January 28, 2008 by national  
Filed under Homeland Security News



A computer program that is said to give al-Qaeda greater communications capabilities, hosted on what some consider “arguably” the most significant al-Qaeda Web site, was hosted until this morning by a Tampa company in the same building as the United States attorney’s office.

The company took down the site after a phone call from The Tampa Tribune.

“Mujahideen Secret 2 is designed to allow Mujahideen encrypted communication online using elaborate algorithms and symmetrical and asymmetrical encryption keys,” said Eli Alshech, director of the Jihad and Terrorism Studies Project for the Middle East Media Research Institute, which is based in Washington.

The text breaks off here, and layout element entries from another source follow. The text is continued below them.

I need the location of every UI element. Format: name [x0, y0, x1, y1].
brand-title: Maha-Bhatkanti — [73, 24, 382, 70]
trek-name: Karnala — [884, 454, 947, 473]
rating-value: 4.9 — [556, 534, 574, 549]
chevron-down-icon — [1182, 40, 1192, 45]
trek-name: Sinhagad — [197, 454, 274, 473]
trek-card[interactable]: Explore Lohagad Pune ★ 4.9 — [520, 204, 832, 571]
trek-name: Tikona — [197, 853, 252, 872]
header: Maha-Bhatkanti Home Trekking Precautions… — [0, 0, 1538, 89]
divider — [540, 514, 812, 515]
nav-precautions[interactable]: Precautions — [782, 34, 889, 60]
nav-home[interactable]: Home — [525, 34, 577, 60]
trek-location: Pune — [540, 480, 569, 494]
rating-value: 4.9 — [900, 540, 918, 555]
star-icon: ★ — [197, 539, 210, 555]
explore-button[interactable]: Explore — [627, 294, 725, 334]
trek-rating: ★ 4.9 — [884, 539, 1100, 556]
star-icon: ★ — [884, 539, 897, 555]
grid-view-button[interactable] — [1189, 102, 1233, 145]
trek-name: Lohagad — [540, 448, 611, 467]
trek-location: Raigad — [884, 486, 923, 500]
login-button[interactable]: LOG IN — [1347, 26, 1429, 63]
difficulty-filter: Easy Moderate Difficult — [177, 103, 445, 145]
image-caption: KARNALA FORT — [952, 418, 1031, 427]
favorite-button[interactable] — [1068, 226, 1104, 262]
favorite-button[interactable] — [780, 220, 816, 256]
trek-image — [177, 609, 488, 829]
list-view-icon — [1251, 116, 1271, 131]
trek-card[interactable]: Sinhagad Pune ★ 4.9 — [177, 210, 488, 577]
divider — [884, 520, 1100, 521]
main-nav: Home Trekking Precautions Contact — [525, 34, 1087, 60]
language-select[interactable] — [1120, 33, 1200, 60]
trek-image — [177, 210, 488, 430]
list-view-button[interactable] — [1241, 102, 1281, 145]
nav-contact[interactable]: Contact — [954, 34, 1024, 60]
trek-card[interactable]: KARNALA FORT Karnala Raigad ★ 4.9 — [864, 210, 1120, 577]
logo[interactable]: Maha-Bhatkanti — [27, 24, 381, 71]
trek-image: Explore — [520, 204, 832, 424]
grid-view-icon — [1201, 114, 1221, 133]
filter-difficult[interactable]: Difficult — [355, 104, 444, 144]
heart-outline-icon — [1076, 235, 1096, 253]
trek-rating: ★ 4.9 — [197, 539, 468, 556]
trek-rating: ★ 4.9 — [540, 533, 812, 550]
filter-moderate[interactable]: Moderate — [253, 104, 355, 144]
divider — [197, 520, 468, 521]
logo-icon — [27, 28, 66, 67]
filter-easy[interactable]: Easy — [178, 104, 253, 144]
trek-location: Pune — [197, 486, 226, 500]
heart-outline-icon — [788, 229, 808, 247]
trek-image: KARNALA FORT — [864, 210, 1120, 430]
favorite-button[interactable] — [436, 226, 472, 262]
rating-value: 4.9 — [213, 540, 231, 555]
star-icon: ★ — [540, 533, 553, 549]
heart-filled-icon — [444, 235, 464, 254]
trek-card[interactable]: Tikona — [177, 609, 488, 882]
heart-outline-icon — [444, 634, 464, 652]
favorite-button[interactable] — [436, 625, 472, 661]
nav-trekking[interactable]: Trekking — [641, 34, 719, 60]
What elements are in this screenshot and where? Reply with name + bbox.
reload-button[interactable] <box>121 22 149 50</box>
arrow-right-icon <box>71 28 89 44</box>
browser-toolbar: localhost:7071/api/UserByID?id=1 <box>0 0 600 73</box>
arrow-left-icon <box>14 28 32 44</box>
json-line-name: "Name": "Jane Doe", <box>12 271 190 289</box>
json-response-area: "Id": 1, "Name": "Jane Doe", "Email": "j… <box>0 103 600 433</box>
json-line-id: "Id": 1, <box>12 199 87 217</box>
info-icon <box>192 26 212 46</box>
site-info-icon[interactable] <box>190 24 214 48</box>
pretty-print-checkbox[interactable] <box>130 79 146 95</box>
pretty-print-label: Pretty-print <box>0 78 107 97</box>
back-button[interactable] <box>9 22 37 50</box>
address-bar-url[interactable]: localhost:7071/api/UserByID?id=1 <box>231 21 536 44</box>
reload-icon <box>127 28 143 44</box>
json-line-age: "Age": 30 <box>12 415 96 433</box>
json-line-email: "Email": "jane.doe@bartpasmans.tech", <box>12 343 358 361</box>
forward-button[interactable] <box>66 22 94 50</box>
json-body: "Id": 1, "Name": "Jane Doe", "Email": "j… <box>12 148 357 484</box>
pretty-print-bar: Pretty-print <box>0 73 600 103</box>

The program, Alshech says,” shows their improved level of sophistication.”

Typically, Alshech says, al-Qaeda and other jihadist groups perform the bulk of their most sensitive communications offline because of that lack of secure communications. Mujahideen Secret 2 is an effort by widely disbursed organizations to conduct secret communications online, a potential logistical bonanza.

Although the new program might not give jihadists what they are seeking, the Web site the program can be found on is of great concern, according to A. Aaron Weisburd, who runs the Internet Haganah, a Web site dedicated to hunting and disrupting jihadist Internet communications.

Intelligence investigators describe the site as “arguably the single most important Qaeda Web site currently in operation,” Weisburd says.